Les larmes aux yeux, il la pris dans ses bras et embrassa sa nuque, longuement. Elle resta longtemps là contre lui, silencieusement, le temps que les larmes qu'il sentait sur son bras nu se tarissent. Hernando réalisa soudain qu'il se posait tout un tas de questions inutiles.

Ils étaient ce qu'ils étaient voilà tout. Son besoin d'analyser pouvait se révéler nocif parfois et il avait blessé Dani sans le vouloir, à sa grande honte. Il était certain que Lito ne s'était jamais posé toutes ces questions – Lito ne regardait la vérité en face que lorsqu'on le forçait à le faire – et prenait les choses simplement comme elles étaient. Il devrait plutôt prendre exemple sur Dani.

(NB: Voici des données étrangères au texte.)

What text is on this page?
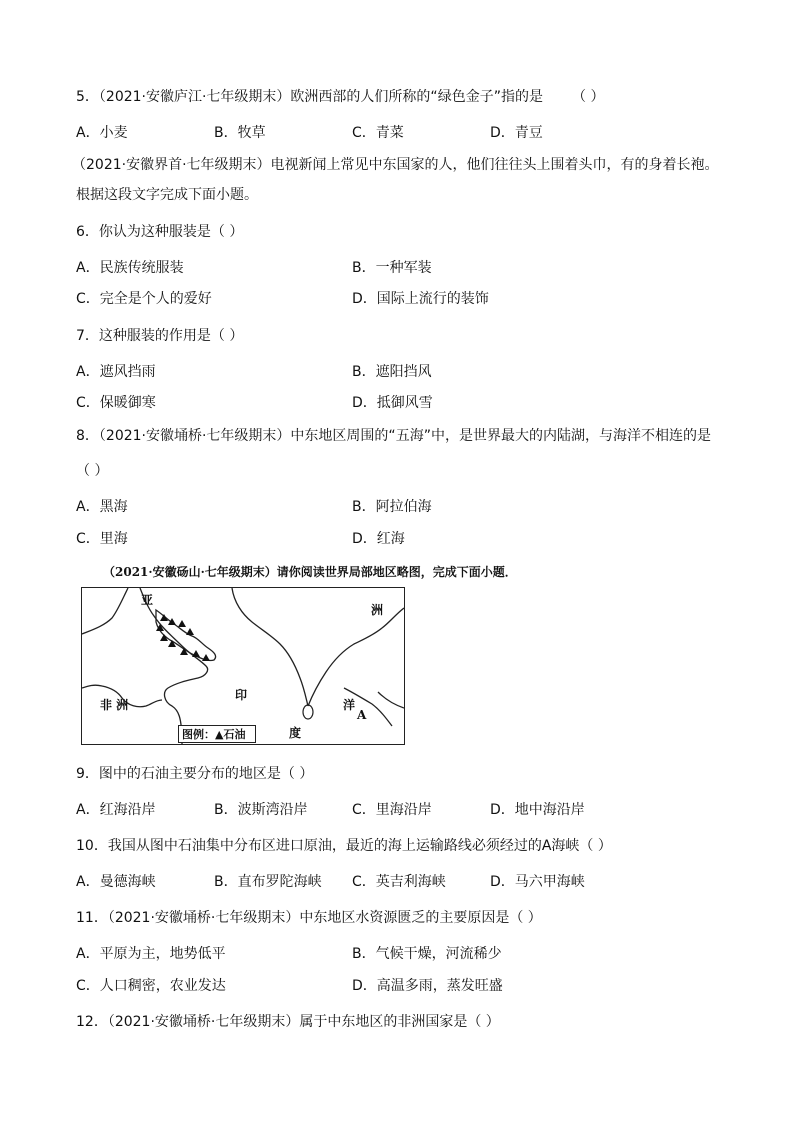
5．（2021·安徽庐江·七年级期末）欧洲西部的人们所称的“绿色金子”指的是 （ ）
A．小麦	B．牧草	C．青菜	D．青豆
（2021·安徽界首·七年级期末）电视新闻上常见中东国家的人，他们往往头上围着头巾，有的身着长袍。
根据这段文字完成下面小题。
6．你认为这种服装是（ ）
A．民族传统服装	B．一种军装
C．完全是个人的爱好	D．国际上流行的装饰
7．这种服装的作用是（ ）
A．遮风挡雨	B．遮阳挡风
C．保暖御寒	D．抵御风雪
8．（2021·安徽埇桥·七年级期末）中东地区周围的“五海”中，是世界最大的内陆湖，与海洋不相连的是
（ ）
A．黑海	B．阿拉伯海
C．里海	D．红海
（2021·安徽砀山·七年级期末）请你阅读世界局部地区略图，完成下面小题．
亚
洲
非 洲
印
度
洋
A
图例：▲石油
9．图中的石油主要分布的地区是（ ）
A．红海沿岸	B．波斯湾沿岸	C．里海沿岸	D．地中海沿岸
10．我国从图中石油集中分布区进口原油，最近的海上运输路线必须经过的A海峡（ ）
A．曼德海峡	B．直布罗陀海峡 C．英吉利海峡	D．马六甲海峡
11．（2021·安徽埇桥·七年级期末）中东地区水资源匮乏的主要原因是（ ）
A．平原为主，地势低平	B．气候干燥，河流稀少
C．人口稠密，农业发达	D．高温多雨，蒸发旺盛
12．（2021·安徽埇桥·七年级期末）属于中东地区的非洲国家是（ ）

Elle voyait ce qui lui faisait du bien et elle s'engouffrait dans les brèches, quitte à souffrir ensuite, parce qu'elle suivait son instinct.

Pour Hernando, Lito avait été un coup de foudre. Il l'avait aimé dès le premier instant, instinctivement et totalement. Pour Dani, c'était venu progressivement, doucement, mais aussi irrémédiablement. Elle s'était introduite dans son cœur et y avait fait son nid. Hernando voulait simplement qu'elle s'épanouisse là avec eux.

Lito sortit de la chambre pour chercher à boire et les surpris ainsi pelotonnés l'un contre l'autre.

-Quoi, se plaignit-il, personne pour m’appeler pour ce genre de câlin ? Nous sommes une famille, je dois y être convié.

Hernando rouvrit le cercle de ses bras pour permettre à Lito de s'y faufiler et ferma les yeux, goûtant son odeur familière et enivrante. Ils étaient une famille, Lito avait raison, et c'était la seule chose importante. Peu importait qu'il aime à la fois Dani et Lito ou que ce ne soit pas de la même manière. Il ne se demandait pas qui elle préférait de Lito et de lui-même. Le sexe n'avait pas davantage d'importance. Peut-être qu'un jour l'un d'entre eux voudrait sauter le pas et ce jour là il serait prêt à écouter et à essayer. Il était peut-être gay jusqu'au plus profond de lui-même, mais Dani était Dani. La question n'avait pas de sens, tant qu'ils s'aimaient sans mesure et sans regrets. Comme le disait si bien Saint Augustin, la mesure de l'amour c'était d'aimer sans mesure. Hernando approuvait. Il ne mesurait pas l'un à l'autre son amour pour Dani et Lito. Il les laissait simplement l'imprégner pour atteindre le bonheur.